Bien entendu, il faut respecter quelques conditions : avoir identifié sa cible (un basique) et être certain de la trouver sur Facebook (clairement, les seniors ne sont pas forcément les plus représentés) ; se donner les moyens humains nécessaires à l’animation de la communauté qu’on envisage de créer ; avoir identifié un concept autour duquel peuvent se réunir nos clients ou prospects et s’être fixé une ligne éditoriale ; avoir des choses à dire et à partager et surtout, être capable d’entendre…
Une fois ces conditions remplies, un peu de bon sens et d’imagination peuvent suffire à faire de Facebook un outil efficace pour communiquer, fidéliser et recruter…
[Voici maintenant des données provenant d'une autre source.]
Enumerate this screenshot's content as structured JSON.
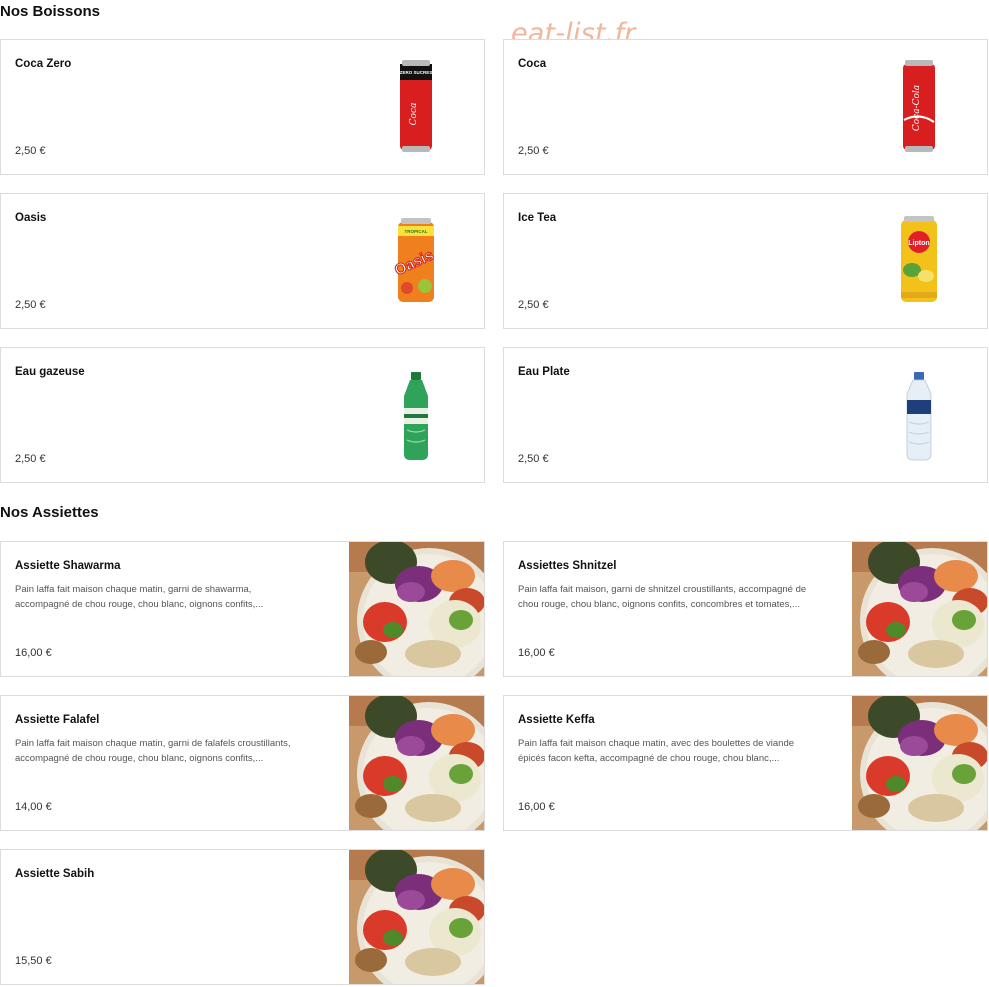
{
  "watermark": "eat-list.fr",
  "sections": {
    "drinks_title": "Nos Boissons",
    "plates_title": "Nos Assiettes"
  },
  "drinks": [
    {
      "name": "Coca Zero",
      "price": "2,50 €",
      "icon": "coca-zero-can",
      "can_text": "ZERO SUCRES"
    },
    {
      "name": "Coca",
      "price": "2,50 €",
      "icon": "coca-cola-can"
    },
    {
      "name": "Oasis",
      "price": "2,50 €",
      "icon": "oasis-can",
      "can_text": "TROPICAL"
    },
    {
      "name": "Ice Tea",
      "price": "2,50 €",
      "icon": "lipton-ice-tea-can",
      "can_text": "Lipton"
    },
    {
      "name": "Eau gazeuse",
      "price": "2,50 €",
      "icon": "sparkling-water-bottle"
    },
    {
      "name": "Eau Plate",
      "price": "2,50 €",
      "icon": "still-water-bottle"
    }
  ],
  "plates": [
    {
      "name": "Assiette Shawarma",
      "desc_1": "Pain laffa fait maison chaque matin, garni de shawarma,",
      "desc_2": "accompagné de chou rouge, chou blanc, oignons confits,...",
      "price": "16,00 €",
      "icon": "plate-photo"
    },
    {
      "name": "Assiettes Shnitzel",
      "desc_1": "Pain laffa fait maison, garni de shnitzel croustillants, accompagné de",
      "desc_2": "chou rouge, chou blanc, oignons confits, concombres et tomates,...",
      "price": "16,00 €",
      "icon": "plate-photo"
    },
    {
      "name": "Assiette Falafel",
      "desc_1": "Pain laffa fait maison chaque matin, garni de falafels croustillants,",
      "desc_2": "accompagné de chou rouge, chou blanc, oignons confits,...",
      "price": "14,00 €",
      "icon": "plate-photo"
    },
    {
      "name": "Assiette Keffa",
      "desc_1": "Pain laffa fait maison chaque matin, avec des boulettes de viande",
      "desc_2": "épicés facon kefta, accompagné de chou rouge, chou blanc,...",
      "price": "16,00 €",
      "icon": "plate-photo"
    },
    {
      "name": "Assiette Sabih",
      "desc_1": "",
      "desc_2": "",
      "price": "15,50 €",
      "icon": "plate-photo"
    }
  ],
  "colors": {
    "watermark": "#f3b59a",
    "border": "#dcdcdc",
    "coca_red": "#d81e1e",
    "oasis_orange": "#f07f1d",
    "lipton_yellow": "#f2c21b",
    "sparkling_green": "#2fa35a"
  }
}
Pour ma part, je suis étonnée de l’ampleur que prend Facebook dans ma vie numérique. Un temps utilisé à des fins très personnelles, Facebook est devenu depuis quelques mois un véritable outil de travail et de veille, me permettant d’entretenir facilement des liens avec mes clients et prestataires, de m’informer et d’apprendre en suivant des ‘experts’, d’obtenir de précieuses informations dans les groupes pro auxquels j’appartiens et d’être joignable pour mes élèves… Sans oublier l’option « Share on Facebook » qui me permet de consigner l’adresse de sites intéressants, et d’y revenir plus tard.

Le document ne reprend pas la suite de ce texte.